Let me explain what I am trying to show with my triangle of meaning above. There are three corners in the triangle:
  • Meaning: At the top of the triangle is meaning (a.k.a. notion, idea,  thought). Meaning represents the mental concept or idea or notion given within some “domain of understanding” (a.k.a. area of knowledge). Meaning is always filtered through language, symbols, tools, processes, institutions, and practices. That filtering process is done within some group or collective or set of stakeholders. The context of that filtering is the domain of understanding of the stakeholders within that group. Keep in mind that meaning is not something inherent in just words or objects. Meaning is consciously or unconsciously produced through shared human systems, shaped by context, and sustained by communities of stakeholders. The triangle of meaning's intent is to make the production of meaning within a shared group as conscious as possible.
  • Representation: On the left side is the machine interpretable representation (a.k.a. expression, symbol) of that meaning. The representation is the information, the medium of communications.  The representation must be complete in order to get the full exchange of meaning.  The approach to creating the representation matters and impacts completeness. The physical format of the implementation of the representation matters also (i.e. SQL, LPG using GQL, RDF/OWL/SHACL, PROLOG, XBRL, Excel). The physical technical format/syntax used to create the physical token for the representation such that a complete tangible expression that can be shared with other stakeholders in the domain of understanding effectively is necessary.
  • Thing: The real world thing (a.k.a. referent, real-world object) is the actual object, event, or phenomenon in the external world that the representation refers to and corresponds to the meaning agreed to.
For example, here is the machine readable representation on Wikidata, https://www.wikidata.org/wiki/Q46737, that represents the meaning of the notion, idea, or thought of  "Assets" or "economic resources" which corresponds to the referent or thing which might be a stack of money or your checking account in your bank.

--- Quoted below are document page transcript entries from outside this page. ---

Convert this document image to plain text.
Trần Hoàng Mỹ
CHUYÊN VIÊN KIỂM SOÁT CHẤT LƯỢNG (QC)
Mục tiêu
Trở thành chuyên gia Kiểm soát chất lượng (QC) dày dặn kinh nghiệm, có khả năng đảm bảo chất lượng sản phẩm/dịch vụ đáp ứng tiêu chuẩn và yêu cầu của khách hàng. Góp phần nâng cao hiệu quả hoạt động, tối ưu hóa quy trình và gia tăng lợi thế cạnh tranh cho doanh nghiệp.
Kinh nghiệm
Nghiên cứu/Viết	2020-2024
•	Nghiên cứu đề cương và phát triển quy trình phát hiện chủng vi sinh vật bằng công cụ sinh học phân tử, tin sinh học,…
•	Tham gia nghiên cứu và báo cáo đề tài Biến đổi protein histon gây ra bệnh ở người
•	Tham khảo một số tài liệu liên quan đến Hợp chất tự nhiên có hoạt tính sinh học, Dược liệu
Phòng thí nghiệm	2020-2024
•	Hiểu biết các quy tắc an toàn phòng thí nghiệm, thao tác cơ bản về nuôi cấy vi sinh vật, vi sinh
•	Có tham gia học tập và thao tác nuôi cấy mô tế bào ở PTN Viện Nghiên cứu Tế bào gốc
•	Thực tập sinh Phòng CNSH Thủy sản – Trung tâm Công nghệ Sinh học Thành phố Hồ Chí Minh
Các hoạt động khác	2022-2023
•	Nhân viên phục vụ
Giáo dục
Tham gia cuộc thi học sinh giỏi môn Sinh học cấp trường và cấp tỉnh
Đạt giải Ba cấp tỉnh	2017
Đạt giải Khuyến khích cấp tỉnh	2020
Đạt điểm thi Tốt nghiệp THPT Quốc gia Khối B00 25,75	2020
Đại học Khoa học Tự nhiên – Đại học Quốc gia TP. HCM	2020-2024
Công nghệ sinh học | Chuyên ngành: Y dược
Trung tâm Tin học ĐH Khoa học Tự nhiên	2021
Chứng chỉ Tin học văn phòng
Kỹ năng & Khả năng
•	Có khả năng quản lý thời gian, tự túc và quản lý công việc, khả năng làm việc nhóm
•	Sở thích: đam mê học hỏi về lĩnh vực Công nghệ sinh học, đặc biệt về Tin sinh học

The Seattle Method is about being conscious of misunderstanding and remedies related to minimizing misunderstandings and maximizing precise communications in digital financial statements. The Seattle Method is about minimizing or even striving to eliminate epistemic risk. Communication between humans is hard enough; when machines get involved there are potential efficiencies which can be realized but there are also additional complications that must be dealt with.

If the individual understanding of the meaning conveyed is the same for the bearer or provider of information and also for the receiver of information, then a precise communication has occurred. If the bearer of  information and the receiver of information want to communicate; they simply need to agree on the meaning, representation, and thing. Sometimes a bearer or receiver may consciously not want the communication to be effective. That is their prerogative, but not the use case I am describing. My use case includes a desire to communicate precisely and effectively. Unprecedented clarity is possible if one desires that clarity.

John Sowa's paper Ontology, Metadata, and Semiotics (page 2) points out that Rich Text Format (RTF) is semantically the most impoverished representation for text ever devised. Formatting is an aspect of signs that makes them look pretty, but it fails to address the more fundamental question of what they mean.  Formatting is the costume used to decorate the meaning of information conveyed within a document. The document and the meaning should be separated; particularly if either the provider or receiver of information is a computer based process, a machine.

Not only is this separation possible, it is desirable. Separating the document and the meaning conveyed by the document enables the reliable and effective reuse of meaning.